VAE (Ecoder as well) is outputting nan

I am working with VAE and I don’t know why but during the training process, I am getting the output of VAE as well as that of the encoder as nan. I am reading a CSV file with rows as my data. Here’s my code:

My data loader:

class data_gen(torch.utils.data.Dataset):
    def __init__(self, files):
        
        self.data = files
        
    def __getitem__(self, i):

        tmp = self.data[i]
        tmp = np.reshape(tmp,(1025))
        tmp = torch.from_numpy(tmp).float()

        return tmp

    def __len__(self): 
        
        return len(self.data)

Here’s how I am normalising it:

def norm(data):
    norm_data = []
    for j in data:
        temp = float(2.0*(j-np.amin(data))/(np.amax(data)-np.amin(data)) - 1.0)
        norm_data.append(temp)
    return norm_data

VAE:

class Encoder(nn.Module):
    def __init__(self):
        super(Encoder, self).__init__()
        self.lin1 = nn.Linear(in_features = 1025, out_features = 500)
        self.lin2 = nn.Linear(in_features=500, out_features=100)
        self.lin3 = nn.Linear(in_features=100, out_features=10) 
        self.fc_mu = nn.Linear(in_features=10, out_features=latent_dims)
        self.fc_logvar = nn.Linear(in_features=10, out_features=latent_dims)
            
    def forward(self, x):

        x = F.relu(self.lin1(x))
        x = F.relu(self.lin2(x))
        x = torch.tanh(self.lin3(x))
        x_mu = self.fc_mu(x)
        x_logvar = self.fc_logvar(x)
        return x_mu, x_logvar


class Decoder(nn.Module):
    def __init__(self):
        super(Decoder, self).__init__()
        c = capacity
        self.fc = nn.Linear(in_features=latent_dims, out_features=10)
        self.lin3 = nn.Linear(in_features=10, out_features=100)
        self.lin2 = nn.Linear(in_features=100, out_features=500)
        self.lin1 = nn.Linear(in_features=500, out_features=1025)

        
    def forward(self, x):
        x = self.fc(x)
        x = F.relu(self.lin3(x))
        x = torch.tanh(self.lin2(x))
        x = torch.tanh(self.lin1(x)) # last layer before output is sigmoid, since we are using BCE as reconstruction loss
        return x

I am using tanh because I have some negative values. The weird thing is, it sometimes gives proper values. I have normalized by input data, my libraries are up to date and I have tried almost all the solutions provided. Even if I just run the inference, I still get nan. So I don’t know if the learning rate is the issue. What should I do?

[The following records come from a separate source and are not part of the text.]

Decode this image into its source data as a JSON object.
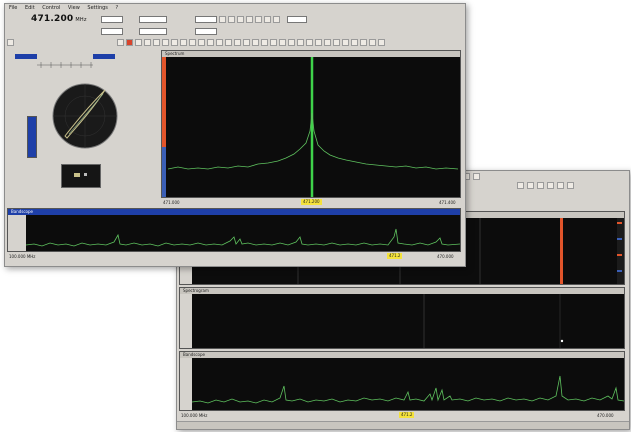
{
  "front_window": {
    "frequency": "471.200",
    "frequency_unit": "MHz",
    "menu": [
      "File",
      "Edit",
      "Control",
      "View",
      "Settings",
      "?"
    ],
    "spectrum_panel_title": "Spectrum",
    "band_panel_title": "Bandscope",
    "freq_start": "471.000",
    "freq_center": "471.200",
    "freq_end": "471.400",
    "band_start": "100.000 MHz",
    "band_end": "470.000",
    "band_marker": "471.2",
    "colors": {
      "window": "#d6d3ce",
      "trace": "#5fc35f",
      "carrier": "#3fd34a",
      "signal_blue": "#1e3fa8"
    }
  },
  "back_window": {
    "panel_titles": [
      "Waterfall",
      "Spectrogram",
      "Bandscope"
    ],
    "band_start": "100.000 MHz",
    "band_end": "470.000",
    "band_marker": "471.2",
    "colors": {
      "carrier": "#e2552b"
    }
  }
}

Could you check, if your normalization is creating invalid values via torch.isfinite(input).all()?

I get this as well when I run the normalizing code on my data

  0%|          | 10/63100 [00:00<10:32, 99.74it/s]<ipython-input-17-a47b51071277>:4: RuntimeWarning: invalid value encountered in double_scalars
  temp = float(2.0*(j-np.amin(data))/(np.amax(data)-np.amin(data)) - 1.0)

However, it ends normalizing the data though.

And you pointed to something here. Some of the output for

are false. What am I doing wrong in norm?

I guess you might encounter specific data arrays with constant values, so that amin and amax would return the same value and divide by 0:

data = np.array([0.1, 0.1])
print(np.amin(data) == np.amax(data))
> True
1 / (np.amin(data) - np.amax(data))
> inf

Yup, I was getting true for that. What a catch. WOW!